В споре с Толстым. На весах жизни (Булгаков) - страница 123

…Нежданова пела на Толстовском вечере арию Моцарта из оперы «Похищение из Сераля»:

«Я любила, я знала счастье:
Ах, как жизнь была легка!»

Серебристый голос… Изумительная по чистоте интонация… Прелестная, смелая, полная жизни и благородства мелодия… Высокая артистичность всего исполнения в целом…

«Я любила… и страдала…»

Это звучит, как колокольчик в воздухе. Это – как отголосок райского блаженства. Как классическая надпись, остро и четко вырезанная на мраморе. Что-то неуничтожимое, что-то ставшее высшей эстетической истиной. И душа – как зачарованный ребенок перед этой истиной.

Да, недаром Лев Толстой любил Моцарта!..

В антракте подходит «братец» Иван Колосков, глава секты «трезвенников», увлекавшийся в то время идеями Толстого. Лицо – расстроенное и даже прямо сердитое.

– Какое безобразие! – говорит он.

– Что такое? В чем, где безобразие?

– Да Нежданова! Выбрала такую вещь: любила… страдала… Разве можно это петь на Толстовском вечере? Возмутительно! Весь вечер испортила!..

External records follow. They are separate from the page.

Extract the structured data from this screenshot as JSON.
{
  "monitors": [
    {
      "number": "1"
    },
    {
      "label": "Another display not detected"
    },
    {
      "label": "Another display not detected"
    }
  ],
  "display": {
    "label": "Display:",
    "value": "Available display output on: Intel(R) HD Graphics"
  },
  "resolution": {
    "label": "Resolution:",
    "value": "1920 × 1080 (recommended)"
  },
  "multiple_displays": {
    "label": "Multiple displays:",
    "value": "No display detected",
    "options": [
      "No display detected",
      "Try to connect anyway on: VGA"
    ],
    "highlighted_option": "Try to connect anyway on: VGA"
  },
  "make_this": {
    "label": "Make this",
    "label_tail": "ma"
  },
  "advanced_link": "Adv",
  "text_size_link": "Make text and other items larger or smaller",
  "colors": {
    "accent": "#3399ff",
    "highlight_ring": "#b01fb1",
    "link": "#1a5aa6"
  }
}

Вне себя от негодования, «братец» прекратил разговор, – кажется, боясь сказать что-нибудь еще более резкое, – и отошел в сторону.

Я только поглядел ему вслед: – Бедный!

* * *

В молодости я слышал в Москве пианиста Иосифа Гофмана. Это был изумительный виртуоз и блестящий интерпретатор классической музыки. Техника его была безгранична, недостижима. Когда он сидел за роялем, казалось, что инструмент играет сам, без его помощи: до такой степени исполнитель и инструмент сливались. Помню «Кампанеллу» («Колокольчик») Листа: руками этого сделать было нельзя. Значит, тут верховодила какая-то «высшая» сила: рояль пел и заливался, а не играл. Пианист сам казался живым воплощением музыки… Публика, разумеется, «неистовствовала». В антрактах любители автографов, в числе которых был и я, чуть не раздирали Гофмана на части.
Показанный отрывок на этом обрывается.